"¡Ángela! ¿Acaso has olvidado de quién eres la esposa?" Agarró sus manos luchando con fuerza, sosteniéndolas sobre su cabeza, "¡Te dije que te alejaras de Jonathan, no me provoques!"
Hacía tiempo que no lo veía tan furioso.
Parecía tan débil, pero su fuerza era aterradora.
Ni siquiera se atrevía a resistirse.
Porque cuanto más resistía, más salvaje se volvía su sometimiento.
Por el bien del niño en su vientre, solo podía quedarse quieta, esperando a que él desahogara su insatisfacción.
"¿Por qué no hablas?" Sus ojos ardían mirando su pequeño rostro.
Acarició su mejilla.
"¿Qué quieres que diga?
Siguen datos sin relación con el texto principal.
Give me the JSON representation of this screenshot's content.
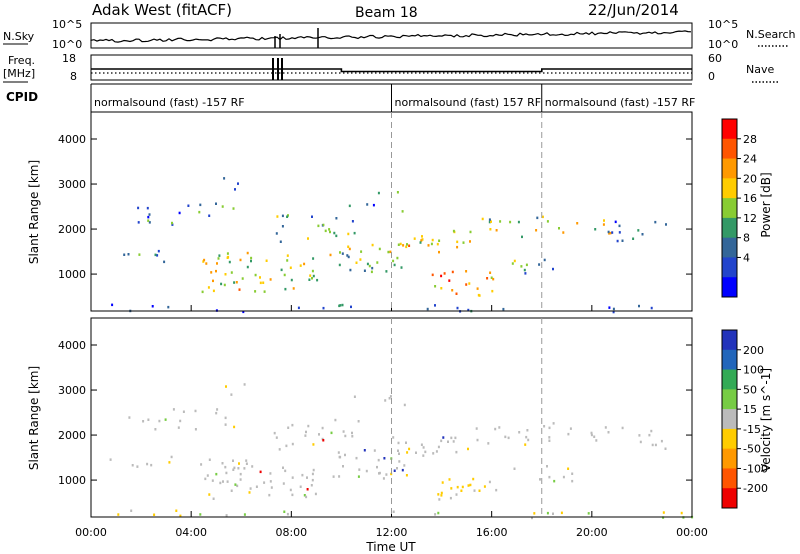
{
  "header": {
    "station": "Adak West (fitACF)",
    "beam": "Beam 18",
    "date": "22/Jun/2014"
  },
  "left_labels": {
    "nsky": "N.Sky",
    "freq": "Freq.",
    "freq_unit": "[MHz]",
    "cpid": "CPID"
  },
  "right_labels": {
    "nsearch": "N.Search",
    "nave": "Nave"
  },
  "noise_panel": {
    "left_ticks": [
      "10^5",
      "10^0"
    ],
    "right_ticks": [
      "10^5",
      "10^0"
    ]
  },
  "freq_panel": {
    "left_ticks": [
      "18",
      "8"
    ],
    "right_ticks": [
      "60",
      "0"
    ],
    "freq_steps_hours": [
      [
        0,
        10,
        12.4
      ],
      [
        10,
        18,
        11.4
      ],
      [
        18,
        24,
        12.4
      ]
    ],
    "nave_level": 14
  },
  "cpid_panel": {
    "segments": [
      {
        "start_h": 0,
        "label": "normalsound (fast) -157 RF"
      },
      {
        "start_h": 12,
        "label": "normalsound (fast) 157 RF"
      },
      {
        "start_h": 18,
        "label": "normalsound (fast) -157 RF"
      }
    ]
  },
  "chart_data": [
    {
      "type": "heatmap",
      "quantity": "Power",
      "ylabel": "Slant Range [km]",
      "xlabel": "",
      "colorbar_label": "Power [dB]",
      "colorbar_ticks": [
        "28",
        "24",
        "20",
        "16",
        "12",
        "8",
        "4"
      ],
      "colorbar_colors": [
        "#ff0000",
        "#ff5500",
        "#ff9900",
        "#ffcc00",
        "#88cc33",
        "#339966",
        "#336699",
        "#2244cc",
        "#0000ff"
      ],
      "x_range_hours": [
        0,
        24
      ],
      "ylim": [
        180,
        4600
      ],
      "yticks": [
        1000,
        2000,
        3000,
        4000
      ],
      "xticks": [
        "00:00",
        "04:00",
        "08:00",
        "12:00",
        "16:00",
        "20:00",
        "00:00"
      ]
    },
    {
      "type": "heatmap",
      "quantity": "Velocity",
      "ylabel": "Slant Range [km]",
      "xlabel": "Time UT",
      "colorbar_label": "Velocity [m s^-1]",
      "colorbar_ticks": [
        "200",
        "100",
        "50",
        "15",
        "-15",
        "-50",
        "-100",
        "-200"
      ],
      "colorbar_colors": [
        "#2233bb",
        "#2266bb",
        "#33aa55",
        "#77cc44",
        "#bbbbbb",
        "#ffcc00",
        "#ff9900",
        "#ff5500",
        "#ee0000"
      ],
      "x_range_hours": [
        0,
        24
      ],
      "ylim": [
        180,
        4600
      ],
      "yticks": [
        1000,
        2000,
        3000,
        4000
      ],
      "xticks": [
        "00:00",
        "04:00",
        "08:00",
        "12:00",
        "16:00",
        "20:00",
        "00:00"
      ]
    }
  ]
}
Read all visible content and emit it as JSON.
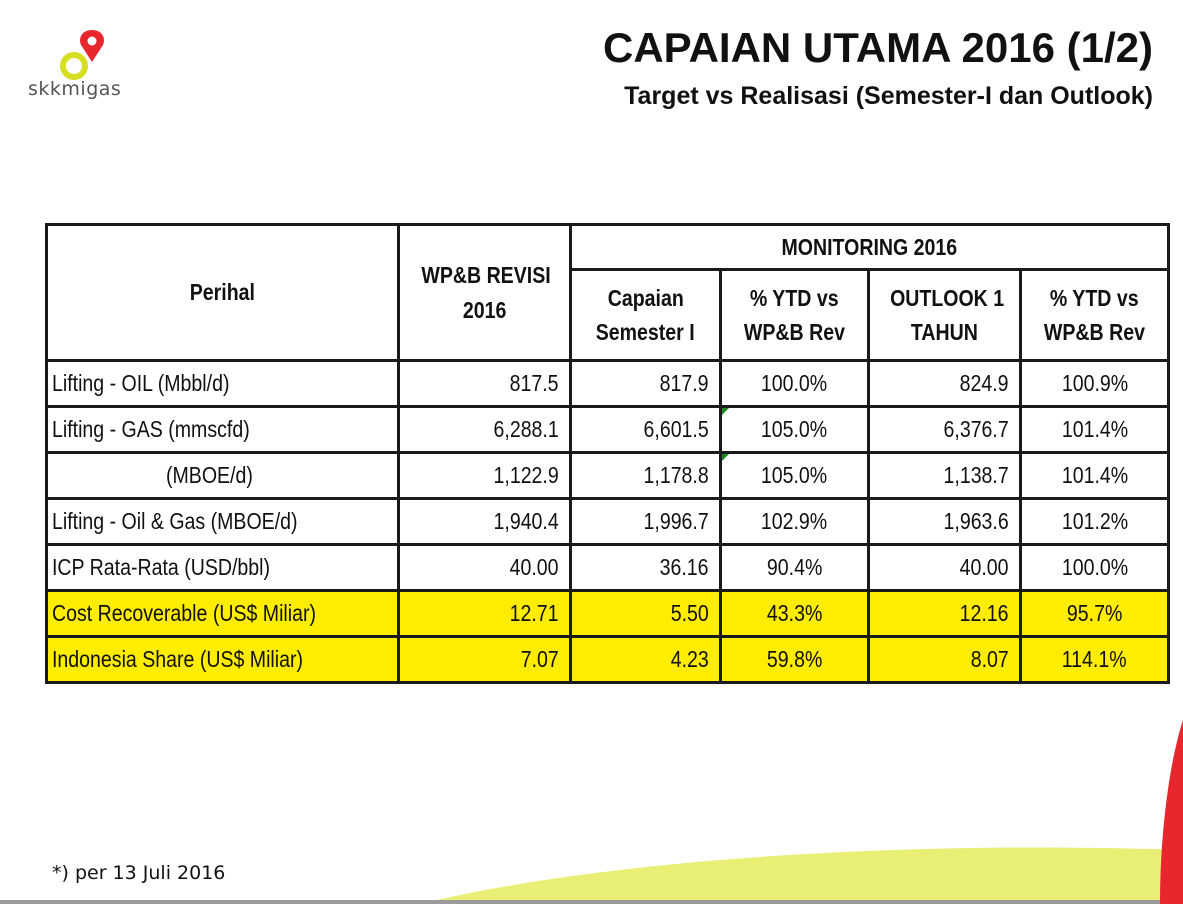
{
  "logo": {
    "text": "skkmigas"
  },
  "header": {
    "title": "CAPAIAN UTAMA 2016 (1/2)",
    "subtitle": "Target vs Realisasi (Semester-I dan Outlook)"
  },
  "table": {
    "headers": {
      "perihal": "Perihal",
      "wpb_line1": "WP&B REVISI",
      "wpb_line2": "2016",
      "monitoring": "MONITORING 2016",
      "capaian_line1": "Capaian",
      "capaian_line2": "Semester I",
      "ytd1_line1": "% YTD vs",
      "ytd1_line2": "WP&B Rev",
      "outlook_line1": "OUTLOOK 1",
      "outlook_line2": "TAHUN",
      "ytd2_line1": "% YTD vs",
      "ytd2_line2": "WP&B Rev"
    },
    "rows": [
      {
        "label": "Lifting - OIL (Mbbl/d)",
        "wpb": "817.5",
        "capaian": "817.9",
        "ytd1": "100.0%",
        "outlook": "824.9",
        "ytd2": "100.9%"
      },
      {
        "label": "Lifting - GAS (mmscfd)",
        "wpb": "6,288.1",
        "capaian": "6,601.5",
        "ytd1": "105.0%",
        "outlook": "6,376.7",
        "ytd2": "101.4%"
      },
      {
        "label": "(MBOE/d)",
        "wpb": "1,122.9",
        "capaian": "1,178.8",
        "ytd1": "105.0%",
        "outlook": "1,138.7",
        "ytd2": "101.4%"
      },
      {
        "label": "Lifting - Oil & Gas (MBOE/d)",
        "wpb": "1,940.4",
        "capaian": "1,996.7",
        "ytd1": "102.9%",
        "outlook": "1,963.6",
        "ytd2": "101.2%"
      },
      {
        "label": "ICP Rata-Rata (USD/bbl)",
        "wpb": "40.00",
        "capaian": "36.16",
        "ytd1": "90.4%",
        "outlook": "40.00",
        "ytd2": "100.0%"
      },
      {
        "label": "Cost Recoverable (US$ Miliar)",
        "wpb": "12.71",
        "capaian": "5.50",
        "ytd1": "43.3%",
        "outlook": "12.16",
        "ytd2": "95.7%"
      },
      {
        "label": "Indonesia Share (US$ Miliar)",
        "wpb": "7.07",
        "capaian": "4.23",
        "ytd1": "59.8%",
        "outlook": "8.07",
        "ytd2": "114.1%"
      }
    ]
  },
  "footnote": "*) per 13 Juli 2016",
  "colors": {
    "highlight": "#ffed00",
    "logo_red": "#e8262d",
    "logo_yellow": "#d6df23",
    "swoosh_yellow": "#e4ec5c",
    "swoosh_red": "#e8262d"
  }
}
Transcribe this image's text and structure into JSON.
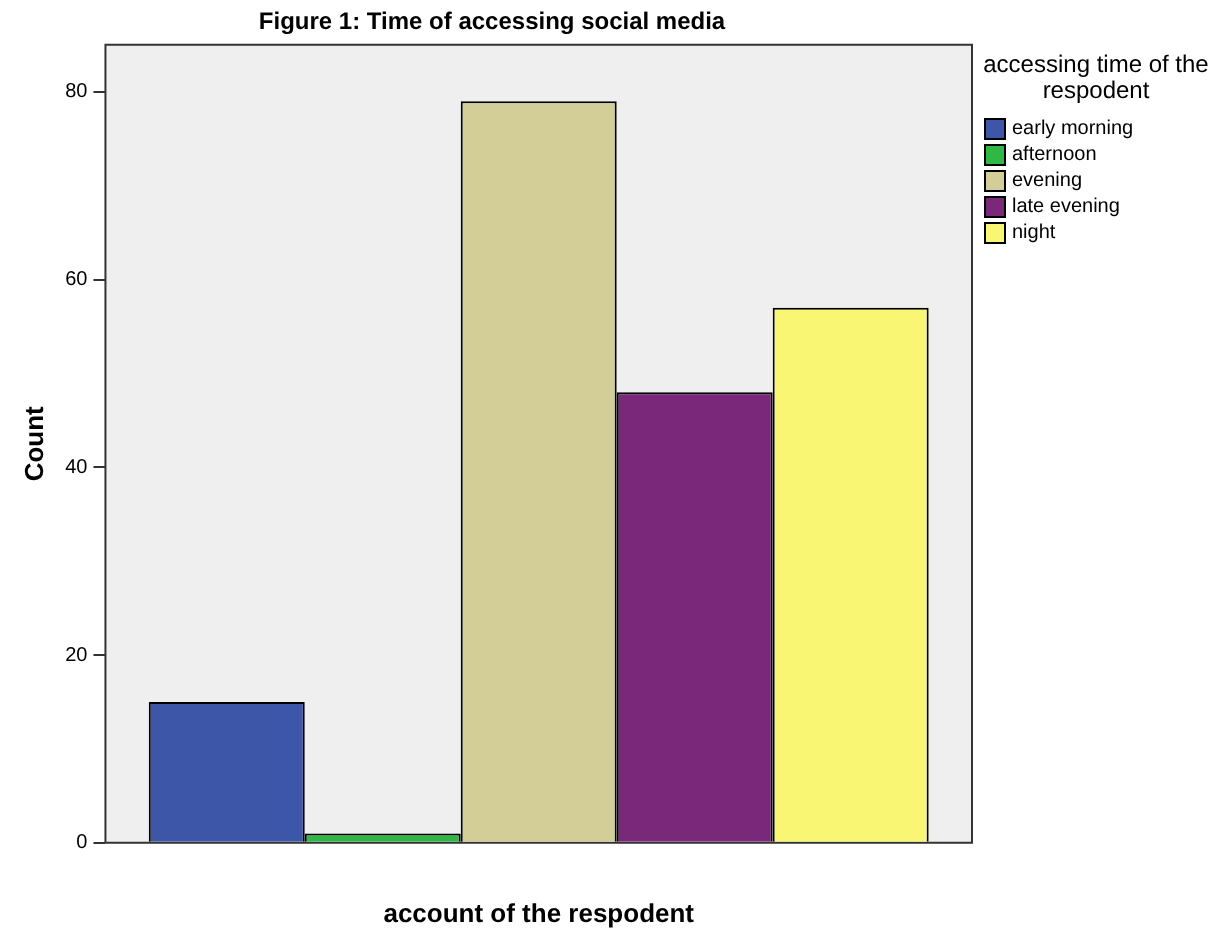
{
  "chart_data": {
    "type": "bar",
    "title": "Figure 1: Time of accessing social media",
    "xlabel": "account of the respodent",
    "ylabel": "Count",
    "legend_title": "accessing time of the respodent",
    "categories": [
      null
    ],
    "series": [
      {
        "name": "early morning",
        "color": "#3d56a8",
        "values": [
          15
        ]
      },
      {
        "name": "afternoon",
        "color": "#2fb844",
        "values": [
          1
        ]
      },
      {
        "name": "evening",
        "color": "#d3cd97",
        "values": [
          79
        ]
      },
      {
        "name": "late evening",
        "color": "#79287a",
        "values": [
          48
        ]
      },
      {
        "name": "night",
        "color": "#f9f674",
        "values": [
          57
        ]
      }
    ],
    "ylim": [
      0,
      85
    ],
    "yticks": [
      0,
      20,
      40,
      60,
      80
    ],
    "grid": false,
    "legend": "top right"
  }
}
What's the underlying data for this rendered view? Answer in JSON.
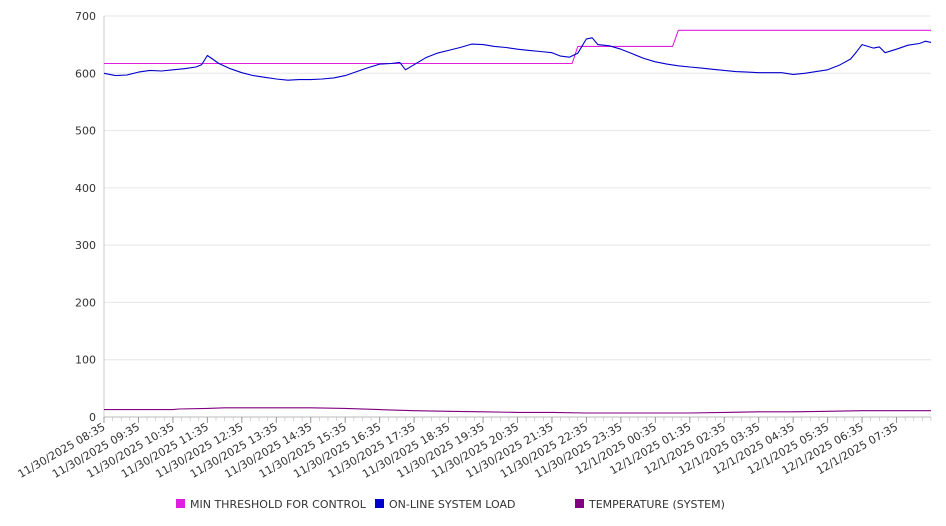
{
  "chart_data": {
    "type": "line",
    "title": "",
    "xlabel": "",
    "ylabel": "",
    "ylim": [
      0,
      700
    ],
    "y_ticks": [
      0,
      100,
      200,
      300,
      400,
      500,
      600,
      700
    ],
    "x_range": [
      "11/30/2025 08:35",
      "12/1/2025 08:35"
    ],
    "x_tick_labels": [
      "11/30/2025 08:35",
      "11/30/2025 09:35",
      "11/30/2025 10:35",
      "11/30/2025 11:35",
      "11/30/2025 12:35",
      "11/30/2025 13:35",
      "11/30/2025 14:35",
      "11/30/2025 15:35",
      "11/30/2025 16:35",
      "11/30/2025 17:35",
      "11/30/2025 18:35",
      "11/30/2025 19:35",
      "11/30/2025 20:35",
      "11/30/2025 21:35",
      "11/30/2025 22:35",
      "11/30/2025 23:35",
      "12/1/2025 00:35",
      "12/1/2025 01:35",
      "12/1/2025 02:35",
      "12/1/2025 03:35",
      "12/1/2025 04:35",
      "12/1/2025 05:35",
      "12/1/2025 06:35",
      "12/1/2025 07:35"
    ],
    "grid": "horizontal",
    "legend_position": "bottom",
    "series": [
      {
        "name": "MIN THRESHOLD FOR CONTROL",
        "color": "#e020e0",
        "points": [
          [
            "11/30/2025 08:35",
            617
          ],
          [
            "11/30/2025 22:10",
            617
          ],
          [
            "11/30/2025 22:20",
            647
          ],
          [
            "12/1/2025 01:05",
            647
          ],
          [
            "12/1/2025 01:15",
            675
          ],
          [
            "12/1/2025 08:35",
            675
          ]
        ]
      },
      {
        "name": "ON-LINE SYSTEM LOAD",
        "color": "#0000cc",
        "points": [
          [
            "11/30/2025 08:35",
            600
          ],
          [
            "11/30/2025 08:55",
            596
          ],
          [
            "11/30/2025 09:15",
            597
          ],
          [
            "11/30/2025 09:35",
            602
          ],
          [
            "11/30/2025 09:55",
            605
          ],
          [
            "11/30/2025 10:15",
            604
          ],
          [
            "11/30/2025 10:35",
            606
          ],
          [
            "11/30/2025 10:55",
            608
          ],
          [
            "11/30/2025 11:15",
            611
          ],
          [
            "11/30/2025 11:25",
            615
          ],
          [
            "11/30/2025 11:35",
            631
          ],
          [
            "11/30/2025 11:55",
            617
          ],
          [
            "11/30/2025 12:15",
            608
          ],
          [
            "11/30/2025 12:35",
            601
          ],
          [
            "11/30/2025 12:55",
            596
          ],
          [
            "11/30/2025 13:15",
            593
          ],
          [
            "11/30/2025 13:35",
            590
          ],
          [
            "11/30/2025 13:55",
            588
          ],
          [
            "11/30/2025 14:15",
            589
          ],
          [
            "11/30/2025 14:35",
            589
          ],
          [
            "11/30/2025 14:55",
            590
          ],
          [
            "11/30/2025 15:15",
            592
          ],
          [
            "11/30/2025 15:35",
            596
          ],
          [
            "11/30/2025 15:55",
            603
          ],
          [
            "11/30/2025 16:15",
            610
          ],
          [
            "11/30/2025 16:35",
            616
          ],
          [
            "11/30/2025 16:55",
            617
          ],
          [
            "11/30/2025 17:10",
            619
          ],
          [
            "11/30/2025 17:20",
            606
          ],
          [
            "11/30/2025 17:35",
            615
          ],
          [
            "11/30/2025 17:55",
            627
          ],
          [
            "11/30/2025 18:15",
            635
          ],
          [
            "11/30/2025 18:35",
            640
          ],
          [
            "11/30/2025 18:55",
            645
          ],
          [
            "11/30/2025 19:15",
            651
          ],
          [
            "11/30/2025 19:35",
            650
          ],
          [
            "11/30/2025 19:55",
            647
          ],
          [
            "11/30/2025 20:15",
            645
          ],
          [
            "11/30/2025 20:35",
            642
          ],
          [
            "11/30/2025 20:55",
            640
          ],
          [
            "11/30/2025 21:15",
            638
          ],
          [
            "11/30/2025 21:35",
            636
          ],
          [
            "11/30/2025 21:50",
            630
          ],
          [
            "11/30/2025 22:05",
            628
          ],
          [
            "11/30/2025 22:20",
            635
          ],
          [
            "11/30/2025 22:35",
            660
          ],
          [
            "11/30/2025 22:45",
            662
          ],
          [
            "11/30/2025 22:55",
            650
          ],
          [
            "11/30/2025 23:15",
            648
          ],
          [
            "11/30/2025 23:35",
            642
          ],
          [
            "11/30/2025 23:55",
            634
          ],
          [
            "12/1/2025 00:15",
            626
          ],
          [
            "12/1/2025 00:35",
            620
          ],
          [
            "12/1/2025 00:55",
            616
          ],
          [
            "12/1/2025 01:15",
            613
          ],
          [
            "12/1/2025 01:35",
            611
          ],
          [
            "12/1/2025 01:55",
            609
          ],
          [
            "12/1/2025 02:15",
            607
          ],
          [
            "12/1/2025 02:35",
            605
          ],
          [
            "12/1/2025 02:55",
            603
          ],
          [
            "12/1/2025 03:15",
            602
          ],
          [
            "12/1/2025 03:35",
            601
          ],
          [
            "12/1/2025 03:55",
            601
          ],
          [
            "12/1/2025 04:15",
            601
          ],
          [
            "12/1/2025 04:35",
            598
          ],
          [
            "12/1/2025 04:55",
            600
          ],
          [
            "12/1/2025 05:15",
            603
          ],
          [
            "12/1/2025 05:35",
            606
          ],
          [
            "12/1/2025 05:55",
            614
          ],
          [
            "12/1/2025 06:15",
            625
          ],
          [
            "12/1/2025 06:25",
            637
          ],
          [
            "12/1/2025 06:35",
            650
          ],
          [
            "12/1/2025 06:55",
            644
          ],
          [
            "12/1/2025 07:05",
            646
          ],
          [
            "12/1/2025 07:15",
            636
          ],
          [
            "12/1/2025 07:35",
            642
          ],
          [
            "12/1/2025 07:55",
            649
          ],
          [
            "12/1/2025 08:15",
            652
          ],
          [
            "12/1/2025 08:25",
            656
          ],
          [
            "12/1/2025 08:35",
            654
          ]
        ]
      },
      {
        "name": "TEMPERATURE (SYSTEM)",
        "color": "#800080",
        "points": [
          [
            "11/30/2025 08:35",
            13
          ],
          [
            "11/30/2025 10:35",
            13
          ],
          [
            "11/30/2025 10:45",
            14
          ],
          [
            "11/30/2025 11:35",
            15
          ],
          [
            "11/30/2025 12:05",
            16
          ],
          [
            "11/30/2025 12:35",
            16
          ],
          [
            "11/30/2025 13:35",
            16
          ],
          [
            "11/30/2025 14:35",
            16
          ],
          [
            "11/30/2025 15:35",
            15
          ],
          [
            "11/30/2025 16:35",
            13
          ],
          [
            "11/30/2025 17:35",
            11
          ],
          [
            "11/30/2025 18:35",
            10
          ],
          [
            "11/30/2025 19:35",
            9
          ],
          [
            "11/30/2025 20:35",
            8
          ],
          [
            "11/30/2025 21:35",
            8
          ],
          [
            "11/30/2025 22:35",
            7
          ],
          [
            "11/30/2025 23:35",
            7
          ],
          [
            "12/1/2025 00:35",
            7
          ],
          [
            "12/1/2025 01:35",
            7
          ],
          [
            "12/1/2025 02:35",
            8
          ],
          [
            "12/1/2025 03:35",
            9
          ],
          [
            "12/1/2025 04:35",
            9
          ],
          [
            "12/1/2025 05:35",
            10
          ],
          [
            "12/1/2025 06:35",
            11
          ],
          [
            "12/1/2025 07:35",
            11
          ],
          [
            "12/1/2025 08:35",
            11
          ]
        ]
      }
    ]
  }
}
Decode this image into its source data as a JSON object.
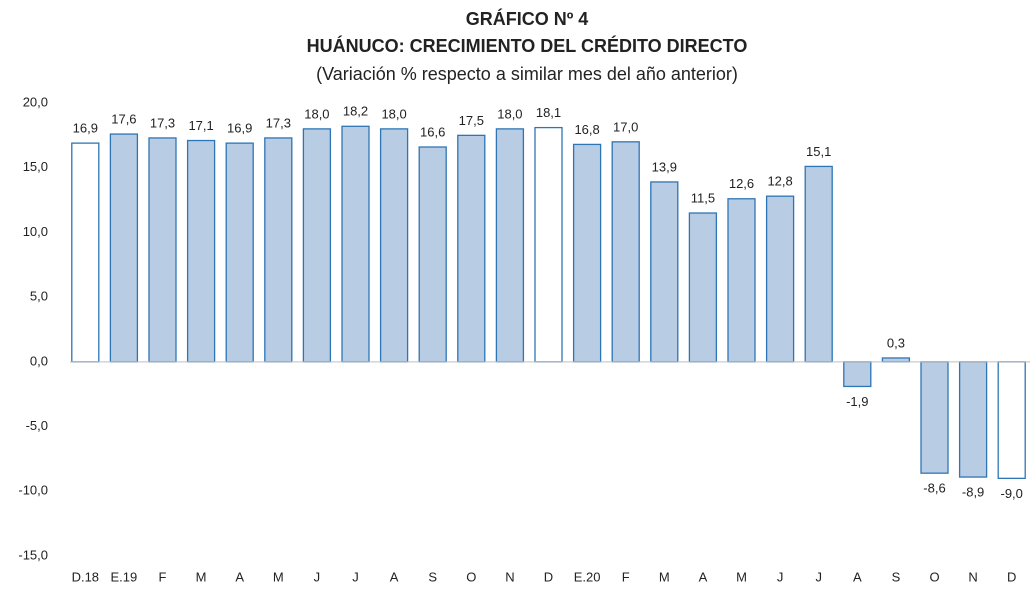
{
  "chart_data": {
    "type": "bar",
    "title": "GRÁFICO Nº 4",
    "subtitle": "HUÁNUCO: CRECIMIENTO DEL CRÉDITO DIRECTO",
    "note": "(Variación % respecto a similar mes del año anterior)",
    "categories": [
      "D.18",
      "E.19",
      "F",
      "M",
      "A",
      "M",
      "J",
      "J",
      "A",
      "S",
      "O",
      "N",
      "D",
      "E.20",
      "F",
      "M",
      "A",
      "M",
      "J",
      "J",
      "A",
      "S",
      "O",
      "N",
      "D"
    ],
    "values": [
      16.9,
      17.6,
      17.3,
      17.1,
      16.9,
      17.3,
      18.0,
      18.2,
      18.0,
      16.6,
      17.5,
      18.0,
      18.1,
      16.8,
      17.0,
      13.9,
      11.5,
      12.6,
      12.8,
      15.1,
      -1.9,
      0.3,
      -8.6,
      -8.9,
      -9.0
    ],
    "value_labels": [
      "16,9",
      "17,6",
      "17,3",
      "17,1",
      "16,9",
      "17,3",
      "18,0",
      "18,2",
      "18,0",
      "16,6",
      "17,5",
      "18,0",
      "18,1",
      "16,8",
      "17,0",
      "13,9",
      "11,5",
      "12,6",
      "12,8",
      "15,1",
      "-1,9",
      "0,3",
      "-8,6",
      "-8,9",
      "-9,0"
    ],
    "colors": [
      "#ffffff",
      "#b8cce4",
      "#b8cce4",
      "#b8cce4",
      "#b8cce4",
      "#b8cce4",
      "#b8cce4",
      "#b8cce4",
      "#b8cce4",
      "#b8cce4",
      "#b8cce4",
      "#b8cce4",
      "#ffffff",
      "#b8cce4",
      "#b8cce4",
      "#b8cce4",
      "#b8cce4",
      "#b8cce4",
      "#b8cce4",
      "#b8cce4",
      "#b8cce4",
      "#b8cce4",
      "#b8cce4",
      "#b8cce4",
      "#ffffff"
    ],
    "edge_color": "#2e75b6",
    "ylim": [
      -15,
      20
    ],
    "yticks": [
      {
        "value": -15,
        "label": "-15,0"
      },
      {
        "value": -10,
        "label": "-10,0"
      },
      {
        "value": -5,
        "label": "-5,0"
      },
      {
        "value": 0,
        "label": "0,0"
      },
      {
        "value": 5,
        "label": "5,0"
      },
      {
        "value": 10,
        "label": "10,0"
      },
      {
        "value": 15,
        "label": "15,0"
      },
      {
        "value": 20,
        "label": "20,0"
      }
    ],
    "grid": false
  }
}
Te diré lo que quieras oír", dijo impotente.
La ira en su corazón se apagó de repente.
"Ángela, ¿realmente me equivoqué tanto?" Su voz era ronca y suave, su palma pasó por sus raíces del cabello, sosteniendo su nuca en su mano.
Su cuerpo estaba caliente.
Ella sintió mucho calor.
"No te equivocaste tanto", sus ojos se movieron ligeramente, quitándose la máscara, pero todavía resistiendo, "Stuardo, eres genial, todo está bien. Pero quiero una vida tranquila. ¡Por favor, déjame en paz!"
La esperanza en sus ojos se desvaneció, no quería escucharla hablar.
Sus labios se juntaron, silenciando su pequeña boca.
...
Mediodía.
El guardaespaldas vino a tocar la puerta.
Begoña abrió la puerta y lo dejó entrar.
"¿Dónde está Sr. Ferro?" El guardaespaldas se puso alerta al ver que no había nadie en la sala.
Begoña señaló la puerta del dormitorio: "Está en la habitación".
Guardaespaldas: "Oh ..."
El guardaespaldas quería preguntar cuándo saldría, pero encontró que la pregunta era innecesaria.
Nadie más que Stuardo sabía cuándo saldría.
"Hice el almuerzo, ¿quieres comer? ¿Comes con tus colegas?" Begoña ofreció amablemente.